International School History - Skills - Sourcework

The source paper for the European Baccalaureate

What type of questions will be set?

Question 1 asks you to explain in your own words the meaning or message of one of the sources or selected parts of it

Question 2 asks you to compare and contrast the message or view of two or three sources,

Question 3 asks you to assess the value and limitations of one or two sources with reference to the source's origins and purpose

Question 4 asks you to use your own knowledge and the sources to construct an argument in answer to a question about the prescribed subject

Advice on answering questions

• Write in complete sentences. Use the mark allocation for each question to determine how long you spend on each question. In particular, give yourself enough time to do justice to Question 4 as it's worth 20 marks out of the total of 50.

•  Remember to judge each individual source on its merits or weaknesses; avoid generalisations like "Source A is a secondary source and so is unreliable because the author will not know exactly what happened". Both primary and secondary sources can be reliable or unreliable. Also just because a source is biased does not mean it is of no use to an historian; e.g. a Soviet propaganda poster produced in the 1940s might not provide the historian with accurate information but it might tell us something very useful about the sort of image that Stalin's regime wanted to project to the Soviet public and the world.

•  In answering the comprehension type of question (Question 1), you need to remember to use both the source and your own knowledge to help understand it.

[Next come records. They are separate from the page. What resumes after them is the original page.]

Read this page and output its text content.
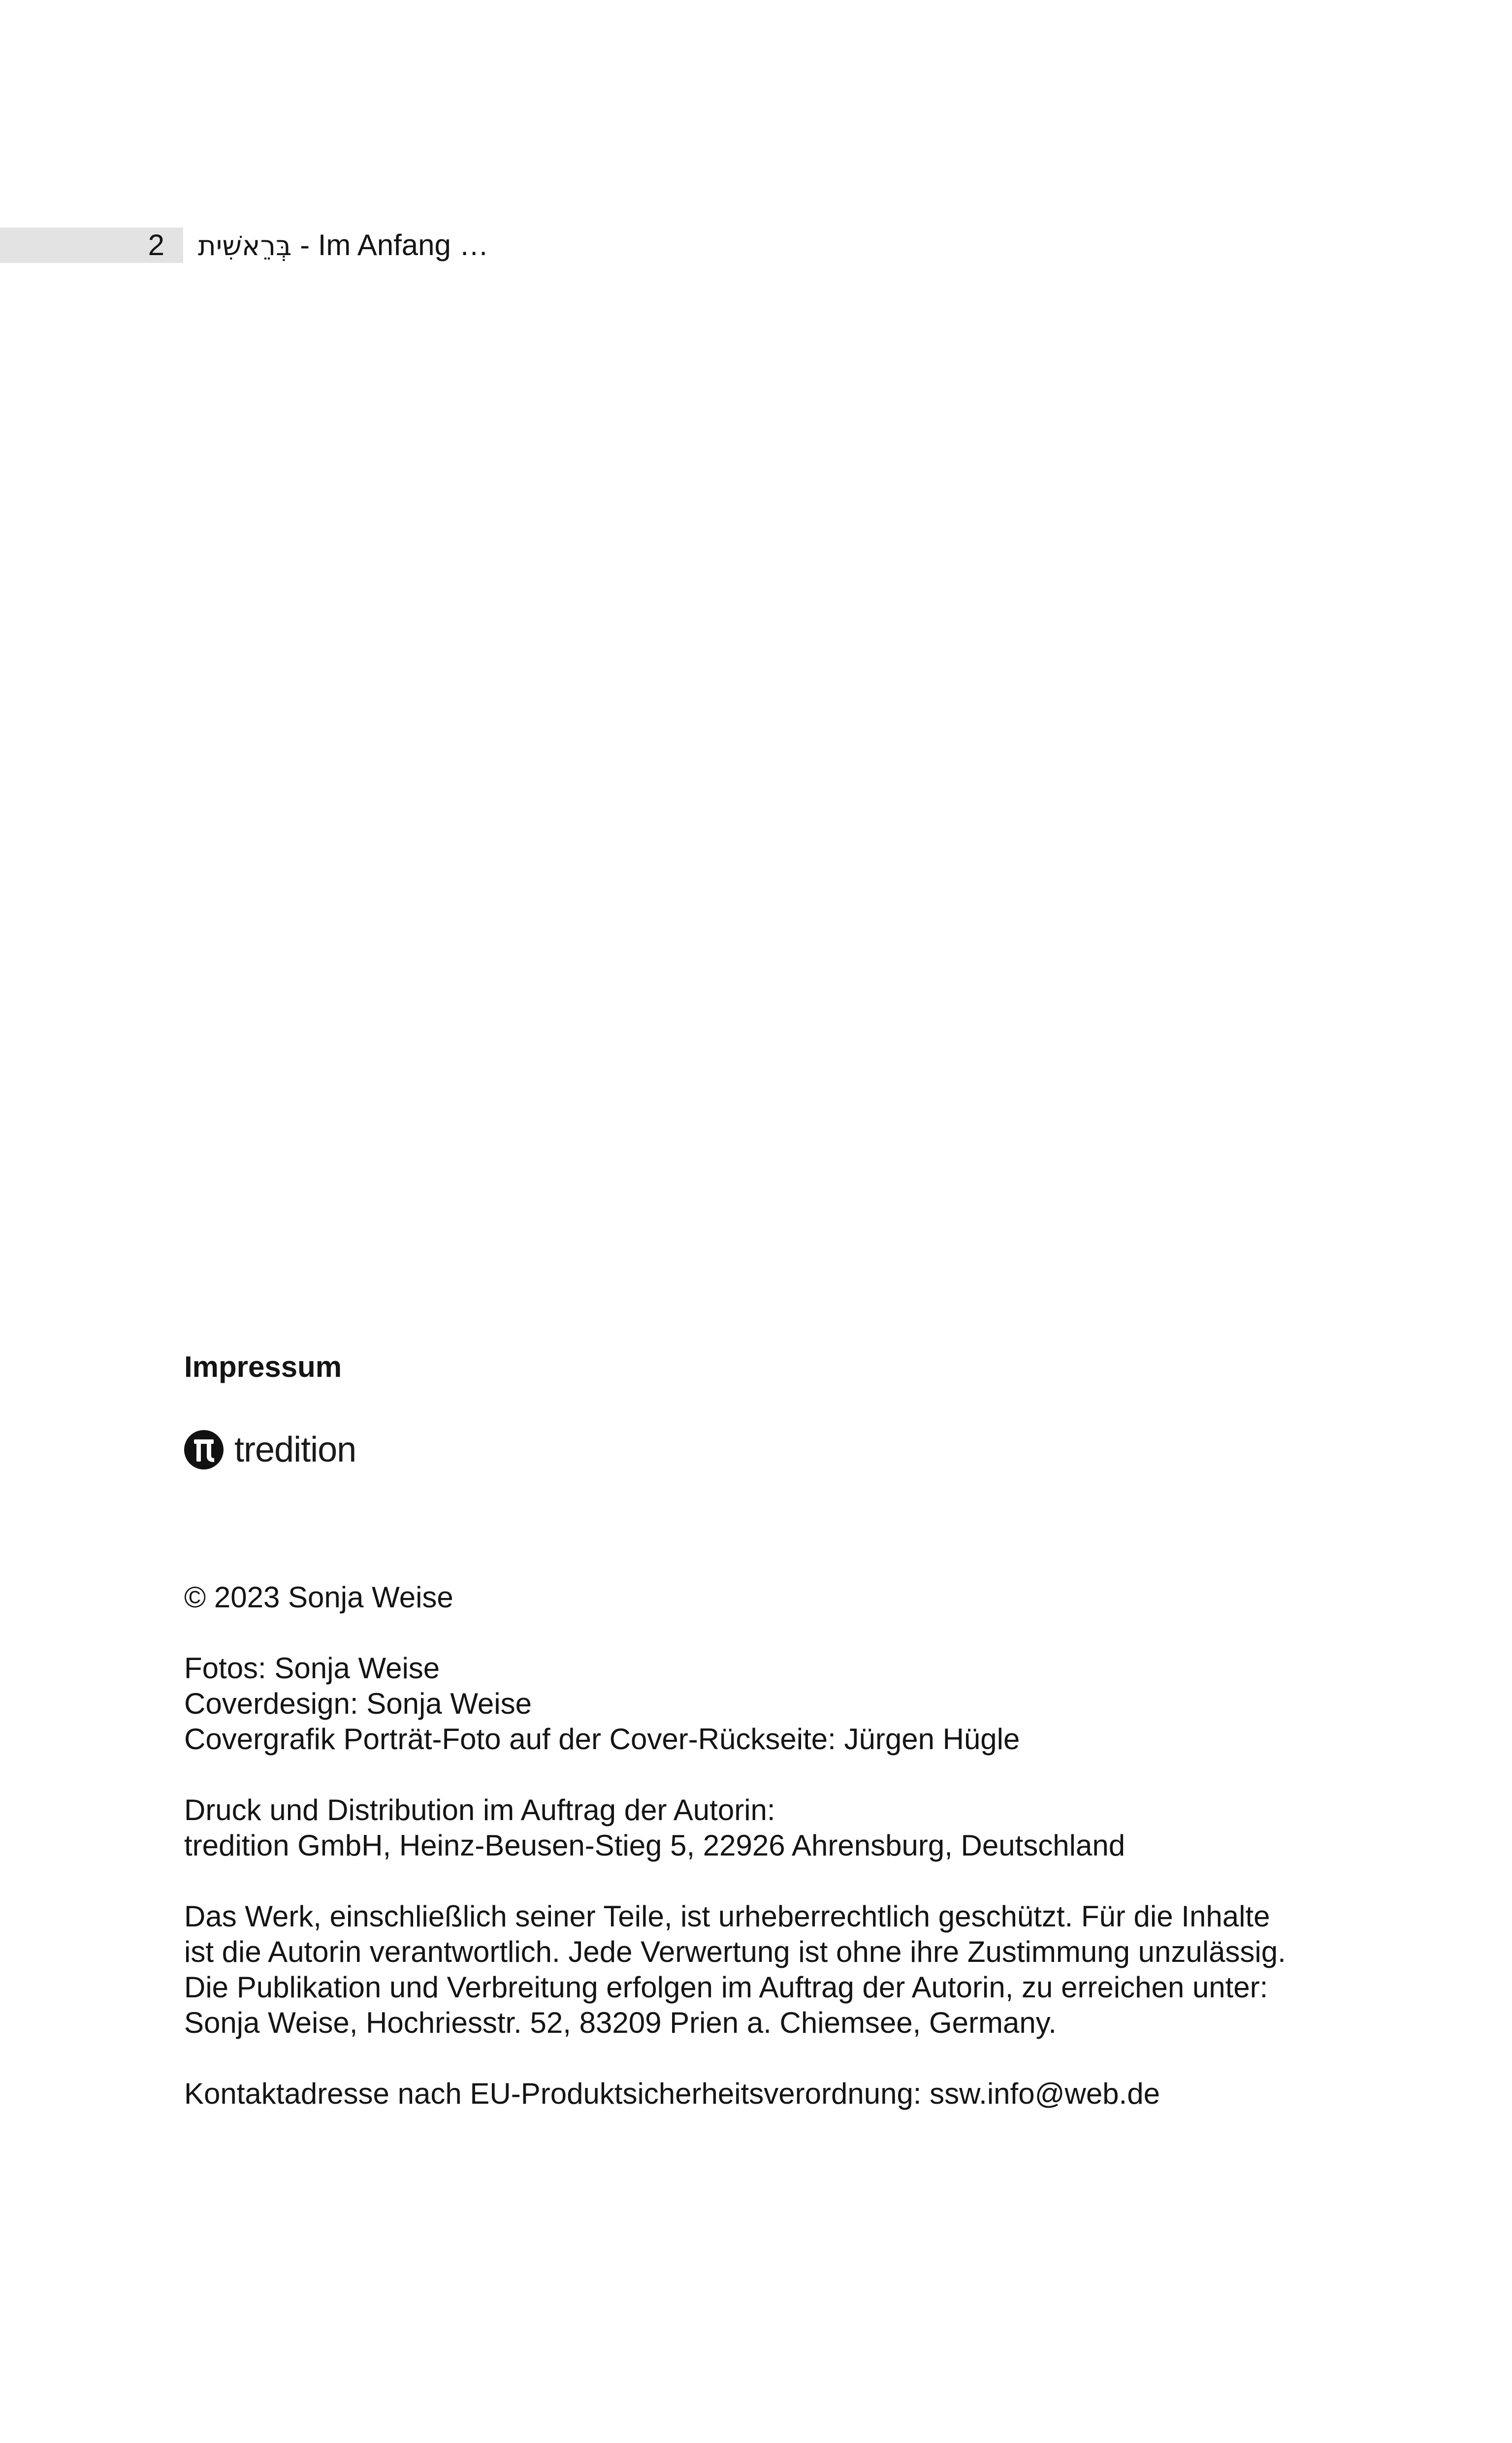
2 בְּרֵאשִׁית - Im Anfang …
Impressum
tredition
© 2023 Sonja Weise
Fotos: Sonja Weise
Coverdesign: Sonja Weise
Covergrafik Porträt-Foto auf der Cover-Rückseite: Jürgen Hügle
Druck und Distribution im Auftrag der Autorin:
tredition GmbH, Heinz-Beusen-Stieg 5, 22926 Ahrensburg, Deutschland
Das Werk, einschließlich seiner Teile, ist urheberrechtlich geschützt. Für die Inhalte
ist die Autorin verantwortlich. Jede Verwertung ist ohne ihre Zustimmung unzulässig.
Die Publikation und Verbreitung erfolgen im Auftrag der Autorin, zu erreichen unter:
Sonja Weise, Hochriesstr. 52, 83209 Prien a. Chiemsee, Germany.
Kontaktadresse nach EU-Produktsicherheitsverordnung: ssw.info@web.de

In this type of question the examiners are testing your understanding of the source. It is better if you keep direct quotations from the passage brief and avoid quoting back whole chunks of the passage at the examiner. If you need to make longer references to the text, paraphrase (put it in your own words).

  In comparison questions (Question 2), where you are asked to "compare and contrast" two or three sources or evaluate "to what extent" two or three of the sources agree, don't forget to indicate both points of similarity and points of difference between the sources.

•  In answering questions which ask you to evaluate the usefulness of particular sources (Question 3), keep focused on the sources' origins - who produced them, when were they produced etc - and purpose - why and for whom were they produced - and ensure that you identify both the sources' value and limitations, otherwise you will be unable to score more than just over half marks for your answer. What is meant by value and limitations? - value means what the sources are useful for, what they tell us about the issue that the question is asking about; limitation means what aspects of the issue referred to in the question the sources do not tell us about, and, the extent to which the sources may not be reliable or accurate.

• In answering the type of question (Question 4) that asks you to use your own knowledge and the sources to assess a statement about a particular area of the prescribed subject or to evaluate a feature of it, the examiners will expect you to produce a short essay. Do make sure that you use both the sources and your own knowledge otherwise you will not be able to score more than just over half marks. In terms of approach, you will probably find it much more effective and time efficient to integrate the sources and your own knowledge, rather than running through what the sources have to contribute and then using your own knowledge. Equally, aim to take a thematic approach or a ‘for and against’ approach in using the sources and your own knowledge, rather than going through each of the sources in turn.